Семеро младенцев. Грир подсчитала спеленатые свертки внутри прозрачных пластмассовых коконов. Потом спряталась за угол, откуда могла спокойно разглядывать их, не боясь, что ее тут же заметят сотрудники, которые были слишком увлечены делом. Женщина на кресле-каталке разговаривала с медсестрой, стоявшей возле открытого инкубатора и протиравшей глаза ребенку. Грир отвела взгляд, сосредоточившись на двух младенцах прямо около нее.
Внутри поддерживалась нужная температура, поэтому на малышах были только пеленки и хлопковые шапочки. Когда Грир спросила насчет такой шапочки, надетой на Коллин, медсестра объяснила, что больше всего тепла уходит из тела ребенка через голову. Каждая шапочка, по словам сестры, была расшита вручную особыми работниками больницы. Вагончики поездов для мальчиков, бутоны роз для девочек. На Коллин была шапочка с желтыми цветочками...

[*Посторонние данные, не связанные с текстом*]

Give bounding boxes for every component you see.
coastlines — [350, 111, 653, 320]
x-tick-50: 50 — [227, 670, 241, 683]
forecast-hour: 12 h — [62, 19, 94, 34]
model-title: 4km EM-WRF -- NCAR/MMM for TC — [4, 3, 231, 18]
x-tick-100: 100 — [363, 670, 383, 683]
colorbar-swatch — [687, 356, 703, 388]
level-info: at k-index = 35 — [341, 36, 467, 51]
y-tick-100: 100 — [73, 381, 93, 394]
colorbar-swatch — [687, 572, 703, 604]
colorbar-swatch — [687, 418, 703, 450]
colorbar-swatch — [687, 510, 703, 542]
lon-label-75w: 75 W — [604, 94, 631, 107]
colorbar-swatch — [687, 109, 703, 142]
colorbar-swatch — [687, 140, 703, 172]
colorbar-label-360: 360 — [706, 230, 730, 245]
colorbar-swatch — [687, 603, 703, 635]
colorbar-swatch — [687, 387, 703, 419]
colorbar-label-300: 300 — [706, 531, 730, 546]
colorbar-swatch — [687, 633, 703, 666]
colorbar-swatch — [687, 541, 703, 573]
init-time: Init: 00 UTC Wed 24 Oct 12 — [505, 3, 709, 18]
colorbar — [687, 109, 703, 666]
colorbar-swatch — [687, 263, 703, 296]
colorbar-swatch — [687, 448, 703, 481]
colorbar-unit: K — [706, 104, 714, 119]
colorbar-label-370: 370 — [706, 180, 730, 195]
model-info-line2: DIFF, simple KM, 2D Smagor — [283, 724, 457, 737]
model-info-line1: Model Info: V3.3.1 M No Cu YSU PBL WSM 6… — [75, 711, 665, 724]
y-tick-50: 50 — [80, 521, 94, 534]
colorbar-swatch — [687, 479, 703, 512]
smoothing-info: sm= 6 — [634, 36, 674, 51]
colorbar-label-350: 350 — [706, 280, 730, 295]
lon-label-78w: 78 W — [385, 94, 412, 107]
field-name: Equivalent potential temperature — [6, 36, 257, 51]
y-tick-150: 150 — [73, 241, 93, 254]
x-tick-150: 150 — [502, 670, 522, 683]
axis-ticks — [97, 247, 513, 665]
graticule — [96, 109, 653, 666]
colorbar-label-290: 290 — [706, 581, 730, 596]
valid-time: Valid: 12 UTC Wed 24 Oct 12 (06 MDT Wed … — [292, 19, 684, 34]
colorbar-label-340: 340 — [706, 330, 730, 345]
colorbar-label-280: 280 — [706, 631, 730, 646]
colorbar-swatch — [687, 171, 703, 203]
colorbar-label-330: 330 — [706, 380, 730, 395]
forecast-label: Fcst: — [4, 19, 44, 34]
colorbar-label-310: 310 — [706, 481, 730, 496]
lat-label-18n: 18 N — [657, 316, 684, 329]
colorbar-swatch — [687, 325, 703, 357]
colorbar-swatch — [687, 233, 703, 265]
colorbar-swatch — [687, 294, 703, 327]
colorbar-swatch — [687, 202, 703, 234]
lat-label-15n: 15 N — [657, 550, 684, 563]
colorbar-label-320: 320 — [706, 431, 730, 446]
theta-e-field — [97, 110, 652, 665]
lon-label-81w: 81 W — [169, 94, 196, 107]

Закрыв глаза, Грир сделала несколько размеренных вдохов. Стиснув зубы, она снова принялась разглядывать детишек. Эти малыши выживут. Они должны выжить. Помогут последние научные достижения, и хорошие специалисты, которые следят за новорожденными, смогут выходить эти миниатюрные создания. Каждый день здесь случаются чудеса. Такие же чудеса, как то, что едва не спасло ее Коллин.
На мгновение Грир почудилось, будто что-то шевельнулось внутри ее. Ее руки непроизвольно сомкнулись на животе. Пусто. Там больше никогда не появится ребенок. Той части ее, в которой росла Коллин, больше нет.
Пока Грир наблюдала за детьми, один из врачей подошел к лежавшему ближе всего к ней младенцу. Руки в перчатках открыли пластиковые защитные створки и проникли внутрь рукавов инкубатора. Грир замерла на месте. Взрослые пальцы накрыли трепыхавшуюся грудь и животик младенца и уверенными движениями ощупывали его тельце. Кровь запульсировала в ушах у Грир, и она вцепилась пальцами в узкий подоконник.
Бесплодна.
Она навсегда осталась бесплодной. Почему ей так сложно это произнести, даже про себя, когда она знает об этом уже столько месяцев? Почему это для нее до сих пор важно?
Врач быстро вынул руки из инкубатора, и, посмотрев на него, Грир встретила встревоженный взгляд из-под зеленой маски. Эндрю.
Согнув локти, он держал руки ладонями к себе, в том же положении, что и прежде в этой же самой комнате. Халат был ему немного мал, и ткань натянулась на плечах. Даже волосы Эндрю были скрыты зеленой хирургической шапочкой, так что маскировка была отличная — но этот встревоженный взгляд золотистых глаз Грир все равно узнала бы.